Portanto, contrato social, direitos humanos, soberania, princípio da
autodeterminação dos povos são armas da liberdade, armas que se não enferrujam
nem envelhecem, tão coevas e prestantes para as nações deste continente quanto o
foram nos séculos XVIII e XIX para as nações do chamado Primeiro Mundo. Por isso
vamos conservá-las em nossas mãos, incorporadas na constitucionalidade das
instituições.
A democracia participativa é
o caminho do futuro. Há que formar no povo a consciência constitucional de suas
liberdades, de seus direitos fundamentais, de sua livre organização de poderes.
A democracia participativa executará essa tarefa. Aliás, tarefa urgentíssima nas
repúblicas do continente para dizermos não, ao desarmamento moral e espiritual
que nos aparelha o colonialismo dos banqueiros, inimigos da identidade desta
nação e deste povo.
3. O
pessimismo constitucional, um dos bloqueios à democracia
participativa.
Onde
cessam as razões do otimismo constitucional extraído da análise ao texto da
Constituição, principiam os óbices que até agora se têm levantado ao advento da
democracia participativa.
A
partir daí se passa, por obra de uma cautelosa transição, do otimismo
constitucional ao pessimismo constitucional.
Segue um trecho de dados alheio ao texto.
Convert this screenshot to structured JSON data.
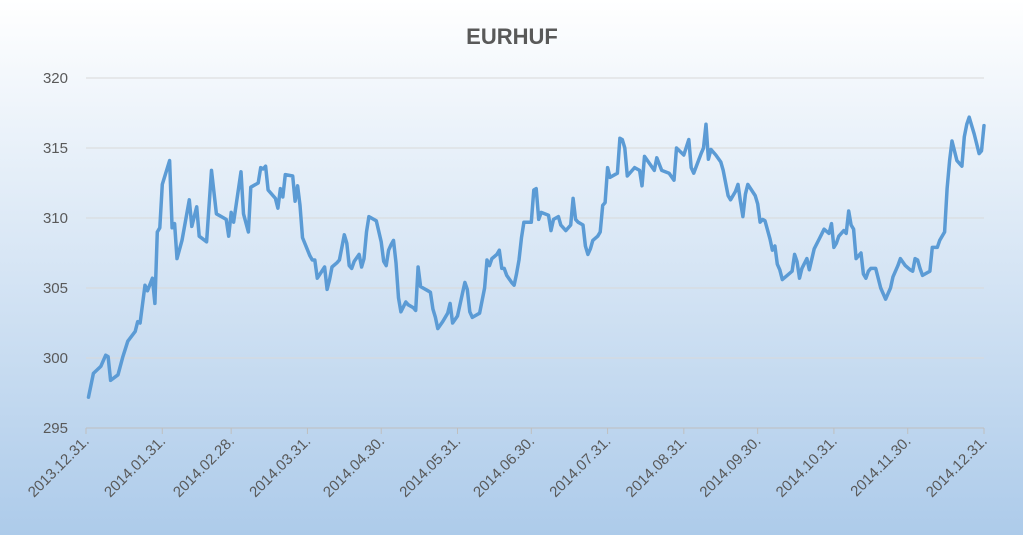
{
  "chart_data": {
    "type": "line",
    "title": "EURHUF",
    "color": "#5b9bd5",
    "grid": true,
    "ylim": [
      295,
      320
    ],
    "yticks": [
      295,
      300,
      305,
      310,
      315,
      320
    ],
    "xlim": [
      "2013.12.31.",
      "2014.12.31."
    ],
    "xticks": [
      "2013.12.31.",
      "2014.01.31.",
      "2014.02.28.",
      "2014.03.31.",
      "2014.04.30.",
      "2014.05.31.",
      "2014.06.30.",
      "2014.07.31.",
      "2014.08.31.",
      "2014.09.30.",
      "2014.10.31.",
      "2014.11.30.",
      "2014.12.31."
    ],
    "x": [
      "2014.01.01.",
      "2014.01.03.",
      "2014.01.06.",
      "2014.01.08.",
      "2014.01.09.",
      "2014.01.10.",
      "2014.01.13.",
      "2014.01.15.",
      "2014.01.17.",
      "2014.01.20.",
      "2014.01.21.",
      "2014.01.22.",
      "2014.01.24.",
      "2014.01.25.",
      "2014.01.27.",
      "2014.01.28.",
      "2014.01.29.",
      "2014.01.30.",
      "2014.01.31.",
      "2014.02.03.",
      "2014.02.04.",
      "2014.02.05.",
      "2014.02.06.",
      "2014.02.08.",
      "2014.02.11.",
      "2014.02.12.",
      "2014.02.14.",
      "2014.02.15.",
      "2014.02.18.",
      "2014.02.20.",
      "2014.02.22.",
      "2014.02.26.",
      "2014.02.27.",
      "2014.02.28.",
      "2014.03.01.",
      "2014.03.04.",
      "2014.03.05.",
      "2014.03.07.",
      "2014.03.08.",
      "2014.03.11.",
      "2014.03.12.",
      "2014.03.13.",
      "2014.03.14.",
      "2014.03.15.",
      "2014.03.18.",
      "2014.03.19.",
      "2014.03.20.",
      "2014.03.21.",
      "2014.03.22.",
      "2014.03.25.",
      "2014.03.26.",
      "2014.03.27.",
      "2014.03.28.",
      "2014.03.29.",
      "2014.04.01.",
      "2014.04.02.",
      "2014.04.03.",
      "2014.04.04.",
      "2014.04.07.",
      "2014.04.08.",
      "2014.04.09.",
      "2014.04.10.",
      "2014.04.12.",
      "2014.04.13.",
      "2014.04.15.",
      "2014.04.16.",
      "2014.04.17.",
      "2014.04.18.",
      "2014.04.19.",
      "2014.04.21.",
      "2014.04.22.",
      "2014.04.23.",
      "2014.04.24.",
      "2014.04.25.",
      "2014.04.28.",
      "2014.04.30.",
      "2014.05.01.",
      "2014.05.02.",
      "2014.05.03.",
      "2014.05.04.",
      "2014.05.05.",
      "2014.05.06.",
      "2014.05.07.",
      "2014.05.08.",
      "2014.05.10.",
      "2014.05.11.",
      "2014.05.13.",
      "2014.05.14.",
      "2014.05.15.",
      "2014.05.16.",
      "2014.05.19.",
      "2014.05.20.",
      "2014.05.21.",
      "2014.05.22.",
      "2014.05.23.",
      "2014.05.25.",
      "2014.05.27.",
      "2014.05.28.",
      "2014.05.29.",
      "2014.05.31.",
      "2014.06.02.",
      "2014.06.03.",
      "2014.06.04.",
      "2014.06.05.",
      "2014.06.06.",
      "2014.06.09.",
      "2014.06.11.",
      "2014.06.12.",
      "2014.06.13.",
      "2014.06.14.",
      "2014.06.16.",
      "2014.06.17.",
      "2014.06.18.",
      "2014.06.19.",
      "2014.06.20.",
      "2014.06.22.",
      "2014.06.23.",
      "2014.06.24.",
      "2014.06.25.",
      "2014.06.26.",
      "2014.06.27.",
      "2014.06.30.",
      "2014.07.01.",
      "2014.07.02.",
      "2014.07.03.",
      "2014.07.04.",
      "2014.07.07.",
      "2014.07.08.",
      "2014.07.09.",
      "2014.07.11.",
      "2014.07.12.",
      "2014.07.14.",
      "2014.07.16.",
      "2014.07.17.",
      "2014.07.18.",
      "2014.07.19.",
      "2014.07.21.",
      "2014.07.22.",
      "2014.07.23.",
      "2014.07.24.",
      "2014.07.25.",
      "2014.07.27.",
      "2014.07.28.",
      "2014.07.29.",
      "2014.07.30.",
      "2014.07.31.",
      "2014.08.01.",
      "2014.08.04.",
      "2014.08.05.",
      "2014.08.06.",
      "2014.08.07.",
      "2014.08.08.",
      "2014.08.11.",
      "2014.08.13.",
      "2014.08.14.",
      "2014.08.15.",
      "2014.08.17.",
      "2014.08.19.",
      "2014.08.20.",
      "2014.08.22.",
      "2014.08.25.",
      "2014.08.27.",
      "2014.08.28.",
      "2014.08.31.",
      "2014.09.02.",
      "2014.09.03.",
      "2014.09.04.",
      "2014.09.07.",
      "2014.09.08.",
      "2014.09.09.",
      "2014.09.10.",
      "2014.09.11.",
      "2014.09.13.",
      "2014.09.15.",
      "2014.09.16.",
      "2014.09.18.",
      "2014.09.19.",
      "2014.09.21.",
      "2014.09.22.",
      "2014.09.23.",
      "2014.09.24.",
      "2014.09.25.",
      "2014.09.26.",
      "2014.09.29.",
      "2014.09.30.",
      "2014.10.01.",
      "2014.10.02.",
      "2014.10.03.",
      "2014.10.05.",
      "2014.10.06.",
      "2014.10.07.",
      "2014.10.08.",
      "2014.10.09.",
      "2014.10.10.",
      "2014.10.12.",
      "2014.10.14.",
      "2014.10.15.",
      "2014.10.16.",
      "2014.10.17.",
      "2014.10.18.",
      "2014.10.20.",
      "2014.10.21.",
      "2014.10.23.",
      "2014.10.25.",
      "2014.10.27.",
      "2014.10.29.",
      "2014.10.30.",
      "2014.10.31.",
      "2014.11.01.",
      "2014.11.02.",
      "2014.11.04.",
      "2014.11.05.",
      "2014.11.06.",
      "2014.11.07.",
      "2014.11.08.",
      "2014.11.09.",
      "2014.11.11.",
      "2014.11.12.",
      "2014.11.13.",
      "2014.11.14.",
      "2014.11.15.",
      "2014.11.17.",
      "2014.11.19.",
      "2014.11.21.",
      "2014.11.23.",
      "2014.11.24.",
      "2014.11.26.",
      "2014.11.27.",
      "2014.11.29.",
      "2014.12.01.",
      "2014.12.02.",
      "2014.12.03.",
      "2014.12.04.",
      "2014.12.05.",
      "2014.12.06.",
      "2014.12.08.",
      "2014.12.09.",
      "2014.12.10.",
      "2014.12.12.",
      "2014.12.13.",
      "2014.12.15.",
      "2014.12.16.",
      "2014.12.17.",
      "2014.12.18.",
      "2014.12.20.",
      "2014.12.22.",
      "2014.12.23.",
      "2014.12.24.",
      "2014.12.25.",
      "2014.12.27.",
      "2014.12.29.",
      "2014.12.30.",
      "2014.12.31."
    ],
    "values": [
      297.2,
      298.9,
      299.4,
      300.2,
      300.1,
      298.4,
      298.8,
      300.1,
      301.2,
      301.9,
      302.6,
      302.5,
      305.2,
      304.8,
      305.7,
      303.9,
      309.0,
      309.3,
      312.4,
      314.1,
      309.3,
      309.6,
      307.1,
      308.4,
      311.3,
      309.4,
      310.8,
      308.7,
      308.3,
      313.4,
      310.3,
      309.9,
      308.7,
      310.4,
      309.7,
      313.3,
      310.3,
      309.0,
      312.2,
      312.5,
      313.6,
      313.5,
      313.7,
      312.0,
      311.4,
      310.7,
      312.1,
      311.5,
      313.1,
      313.0,
      311.2,
      312.3,
      310.9,
      308.6,
      307.3,
      307.0,
      307.0,
      305.7,
      306.5,
      304.9,
      305.6,
      306.5,
      306.8,
      307.0,
      308.8,
      308.2,
      306.6,
      306.4,
      306.9,
      307.4,
      306.5,
      307.1,
      309.0,
      310.1,
      309.8,
      308.3,
      306.9,
      306.6,
      307.7,
      308.1,
      308.4,
      306.8,
      304.3,
      303.3,
      304.0,
      303.8,
      303.6,
      303.4,
      306.5,
      305.1,
      304.8,
      304.7,
      303.5,
      302.9,
      302.1,
      302.6,
      303.2,
      303.9,
      302.5,
      303.0,
      304.6,
      305.4,
      304.9,
      303.3,
      302.9,
      303.2,
      305.0,
      307.0,
      306.6,
      307.1,
      307.4,
      307.7,
      306.4,
      306.4,
      305.9,
      305.4,
      305.2,
      306.0,
      307.0,
      308.6,
      309.7,
      309.7,
      312.0,
      312.1,
      309.9,
      310.4,
      310.2,
      309.1,
      309.9,
      310.1,
      309.5,
      309.1,
      309.5,
      311.4,
      309.9,
      309.7,
      309.5,
      308.0,
      307.4,
      307.8,
      308.4,
      308.7,
      309.0,
      310.9,
      311.1,
      313.6,
      312.9,
      313.2,
      315.7,
      315.6,
      315.0,
      313.0,
      313.6,
      313.4,
      312.3,
      314.4,
      313.9,
      313.4,
      314.3,
      313.4,
      313.2,
      312.7,
      315.0,
      314.5,
      315.6,
      313.6,
      313.2,
      314.6,
      315.0,
      316.7,
      314.2,
      314.9,
      314.5,
      314.0,
      313.4,
      311.6,
      311.3,
      311.9,
      312.4,
      311.2,
      310.1,
      311.7,
      312.4,
      311.6,
      311.0,
      309.7,
      309.9,
      309.8,
      308.5,
      307.7,
      308.0,
      306.7,
      306.3,
      305.6,
      305.9,
      306.2,
      307.4,
      306.9,
      305.7,
      306.4,
      307.1,
      306.3,
      307.8,
      308.5,
      309.2,
      308.9,
      309.6,
      307.9,
      308.2,
      308.7,
      309.1,
      308.9,
      310.5,
      309.5,
      309.2,
      307.1,
      307.5,
      306.0,
      305.7,
      306.2,
      306.4,
      306.4,
      305.0,
      304.2,
      305.0,
      305.8,
      306.6,
      307.1,
      306.6,
      306.3,
      306.2,
      307.1,
      307.0,
      306.4,
      305.9,
      306.1,
      306.2,
      307.9,
      307.9,
      308.4,
      309.0,
      312.1,
      314.1,
      315.5,
      314.1,
      313.7,
      315.8,
      316.7,
      317.2,
      316.0,
      314.6,
      314.8,
      316.6
    ]
  }
}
Este, maiormente “de lege ferenda”, porquanto radica no
alcance e na expectativa de limites fáticos à ação dos legisladores
ordinários.
Membros de um poder constituído, podem eles assumir a função
constituinte de segundo grau, essencialmente jurídica. Por conseguinte, de
extensão reduzida e limitada, mas nem por isso privada da capacidade de emendar
e reformar com bom êxito a Constituição.
Nunca, porém, em momento algum, segundo lição de graves teoristas
constitucionais, podem eles se converter em poder constituinte de primeiro grau,
ou seja, aquele que promulga as Constituições e estabelece a natureza dos
regimes.
Tamanho poder de derrocar a Constituição não lhes é facultado, senão
por um golpe de Estado parlamentar.
O
pessimismo constitucional invade na travessia destas horas o ânimo do cidadão,
minado em suas esperanças constitucionais de ver rapidamente, como se faz mister
e é de desejar, uma reforma profunda, em busca de instituições políticas mais
sólidas, mais legítimas, mais perto do povo, mais afeiçoadas à igualdade
social.
Cabem tais instituições perfeitamente nos quadros de uma democracia
participativa, desde que se empreguem para tanto, e é o caso do Brasil, os
mecanismos e os canais da Constituição mesma, aqueles constantes já de cinco
artigos do texto Constitucional.
Entende, todavia quem segue a linha do pensamento pessimista, que os
corpos representativos jamais hão de abdicar, em proveito do povo legislador, a
feitura das leis, embora pudessem fazê-lo, qual postula aliás a teoria
constitucional da democracia participativa.
Têm
razão os pessimistas. Mas unicamente se não formos ao campo de batalha, e nós
estamos indo, para evitar a tragédia e entregar ao povo a soberania que os
perjuros da Constituição atraiçoaram e alienaram.
4. A
decadência das formas representativas.
Na escalada da
legitimidade constitucional, o século XIX foi o século do legislador, o século
XX o século do juiz e da justiça constitucional universalizada. Já o século XXI
está fadado a ser o século do cidadão governante, do cidadão povo, do cidadão
soberano, do cidadão sujeito de direito internacional, conforme já consta da
jurisprudência do direito das gentes. Ou ainda, do cidadão titular de direitos
fundamentais de todas as dimensões; século, por fim, que há-de de presenciar nos
ordenamentos políticos o ocaso do atual modelo de representação e de partidos. É
o fim que aguarda as formas representativas decadentes.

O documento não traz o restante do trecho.